OTTAWA — The federal Green party has accepted an election candidate’s resignation over a social-media post in which he mused about sending pig meat to devotees of Muhammad.
However, the party appears to be standing by another nominee who is being accused of belittling the Holocaust.
Concerns about the candidates flared Thursday as Green Leader Elizabeth May prepared to take part in an evening campaign debate in Toronto.
Erik Schomann stepped down as the party’s nominee for the Ontario riding of Simcoe North shortly after the National Council of Canadian Muslims urged the Greens to drop him.
In a statement Thursday, the party said it has zero tolerance for sexism, Islamophobia, anti-Semitism, misogyny, homophobia or hate speech of any kind.
The council pointed out an old photo of Schomann, helping roast a pig, that referred to the controversy over a Danish newspaper’s 2005 publication of cartoons depicting Muhammad, the founder of Islam.
The misspelled caption of the post said: “We sent the left-overs to Denmark in support of the protestors of the Muhammed comic.”
The council stressed the importance of free speech but said “when you start promising to mail pieces of a pig carcass, you can no longer stand with the integrity and moral commitment that all those who wish to be elected must have.”
It noted a pig’s head was left at the Quebec City mosque where a deadly shooting later took place in 2017.
The Friends of Simon Wiesenthal Center for Holocaust Studies called Thursday for the Green party to dismiss Dale Dewar, candidate in the Saskatchewan riding of Regina-Qu’Appelle, over social-media posts.

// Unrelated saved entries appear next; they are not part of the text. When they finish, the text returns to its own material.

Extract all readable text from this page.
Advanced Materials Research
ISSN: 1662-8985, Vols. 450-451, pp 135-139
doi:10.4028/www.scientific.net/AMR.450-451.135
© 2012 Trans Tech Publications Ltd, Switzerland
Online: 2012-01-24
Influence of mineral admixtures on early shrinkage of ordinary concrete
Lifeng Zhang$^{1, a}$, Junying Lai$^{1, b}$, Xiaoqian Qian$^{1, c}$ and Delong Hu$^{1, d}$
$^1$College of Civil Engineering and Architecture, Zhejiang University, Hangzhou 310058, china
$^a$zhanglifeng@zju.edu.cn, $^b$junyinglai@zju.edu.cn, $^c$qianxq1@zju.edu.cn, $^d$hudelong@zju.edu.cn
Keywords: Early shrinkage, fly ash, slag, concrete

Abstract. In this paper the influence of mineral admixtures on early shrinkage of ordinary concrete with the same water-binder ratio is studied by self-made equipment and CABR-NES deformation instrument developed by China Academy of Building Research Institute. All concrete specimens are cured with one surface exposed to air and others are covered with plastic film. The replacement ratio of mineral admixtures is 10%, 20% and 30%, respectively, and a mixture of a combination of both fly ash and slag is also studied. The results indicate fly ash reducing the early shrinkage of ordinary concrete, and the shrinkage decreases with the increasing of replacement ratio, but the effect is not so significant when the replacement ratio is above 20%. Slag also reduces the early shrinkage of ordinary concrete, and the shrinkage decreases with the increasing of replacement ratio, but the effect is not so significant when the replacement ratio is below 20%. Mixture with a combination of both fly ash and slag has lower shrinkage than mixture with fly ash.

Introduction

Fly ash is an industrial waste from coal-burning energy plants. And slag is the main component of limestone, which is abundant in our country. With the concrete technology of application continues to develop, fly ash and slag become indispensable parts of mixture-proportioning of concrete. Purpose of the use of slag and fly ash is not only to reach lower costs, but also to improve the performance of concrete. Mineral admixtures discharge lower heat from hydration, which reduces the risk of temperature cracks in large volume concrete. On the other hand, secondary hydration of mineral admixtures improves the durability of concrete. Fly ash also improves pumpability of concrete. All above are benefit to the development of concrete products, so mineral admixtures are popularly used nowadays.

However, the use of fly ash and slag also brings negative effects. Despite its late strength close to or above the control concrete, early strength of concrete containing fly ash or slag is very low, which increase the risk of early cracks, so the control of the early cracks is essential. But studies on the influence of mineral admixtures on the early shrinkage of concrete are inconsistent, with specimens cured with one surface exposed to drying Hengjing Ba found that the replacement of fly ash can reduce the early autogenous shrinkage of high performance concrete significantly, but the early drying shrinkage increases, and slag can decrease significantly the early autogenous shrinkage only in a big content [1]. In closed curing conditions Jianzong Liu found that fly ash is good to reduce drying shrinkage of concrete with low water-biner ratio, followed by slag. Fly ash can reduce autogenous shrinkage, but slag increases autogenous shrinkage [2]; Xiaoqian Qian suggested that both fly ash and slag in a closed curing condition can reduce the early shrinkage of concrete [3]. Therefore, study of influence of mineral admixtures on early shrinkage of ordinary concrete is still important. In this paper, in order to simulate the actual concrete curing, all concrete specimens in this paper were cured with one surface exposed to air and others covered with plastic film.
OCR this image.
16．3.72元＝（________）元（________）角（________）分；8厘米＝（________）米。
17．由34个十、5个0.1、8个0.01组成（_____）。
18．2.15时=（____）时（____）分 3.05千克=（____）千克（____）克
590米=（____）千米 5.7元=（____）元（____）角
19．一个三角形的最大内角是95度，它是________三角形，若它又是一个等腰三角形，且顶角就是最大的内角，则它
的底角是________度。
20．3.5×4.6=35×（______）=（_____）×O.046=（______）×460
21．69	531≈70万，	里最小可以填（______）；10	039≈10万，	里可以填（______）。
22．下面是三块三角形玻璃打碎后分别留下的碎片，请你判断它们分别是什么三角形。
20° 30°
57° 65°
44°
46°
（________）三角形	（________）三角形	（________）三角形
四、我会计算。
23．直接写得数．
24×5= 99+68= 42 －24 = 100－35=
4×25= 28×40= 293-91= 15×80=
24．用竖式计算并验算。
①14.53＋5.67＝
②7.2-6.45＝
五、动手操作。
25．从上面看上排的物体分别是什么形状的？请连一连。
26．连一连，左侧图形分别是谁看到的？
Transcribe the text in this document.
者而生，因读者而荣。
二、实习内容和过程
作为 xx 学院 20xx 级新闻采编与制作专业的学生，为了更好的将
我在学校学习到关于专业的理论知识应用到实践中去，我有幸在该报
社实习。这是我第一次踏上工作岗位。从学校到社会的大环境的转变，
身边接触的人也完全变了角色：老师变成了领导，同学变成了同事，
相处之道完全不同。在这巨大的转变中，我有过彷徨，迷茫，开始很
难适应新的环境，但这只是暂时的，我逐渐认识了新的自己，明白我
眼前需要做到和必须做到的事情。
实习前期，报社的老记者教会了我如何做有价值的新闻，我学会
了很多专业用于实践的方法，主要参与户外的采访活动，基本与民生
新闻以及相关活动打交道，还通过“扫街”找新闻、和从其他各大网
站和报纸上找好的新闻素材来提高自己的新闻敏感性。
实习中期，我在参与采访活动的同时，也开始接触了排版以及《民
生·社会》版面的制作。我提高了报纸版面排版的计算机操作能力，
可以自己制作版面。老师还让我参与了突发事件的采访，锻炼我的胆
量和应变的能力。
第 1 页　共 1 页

The Canadian Jewish News reported that her past posts called Israel “practically a serial rapist” and Zionism a “made-up cult” and stated that Israelis need “mental health workers” to help with “getting over” their post-traumatic stress from the Holocaust.
In a statement this week, Dewar said she deeply believes in human rights and progressive values, which is why she chose to run for the Greens and has been critical of Israel’s treatment of Palestinians.
“I still believe there are serious issues in regard to the Israeli government’s policies in the West Bank and Gaza, however, my past criticisms have gone too far,” she said. “For this I am deeply sorry.”
People and businesses in Israel “do not deserve to be punished for the actions of their state, and Israel absolutely has a right to defend itself against violence,” she added.
She also renounced likening Israel and apartheid South Africa. “My usage of that comparison was a mistake that I deeply regret.”
Dewar’s apology fails to acknowledge her posts were anti-Semitic, said Avi Benlolo, president of the Friends of Simon Wiesenthal Center. “There is no place in the political process for those who promote bigotry and racial hatred.”
The group has written to May calling on the party to part ways with Dewar immediately.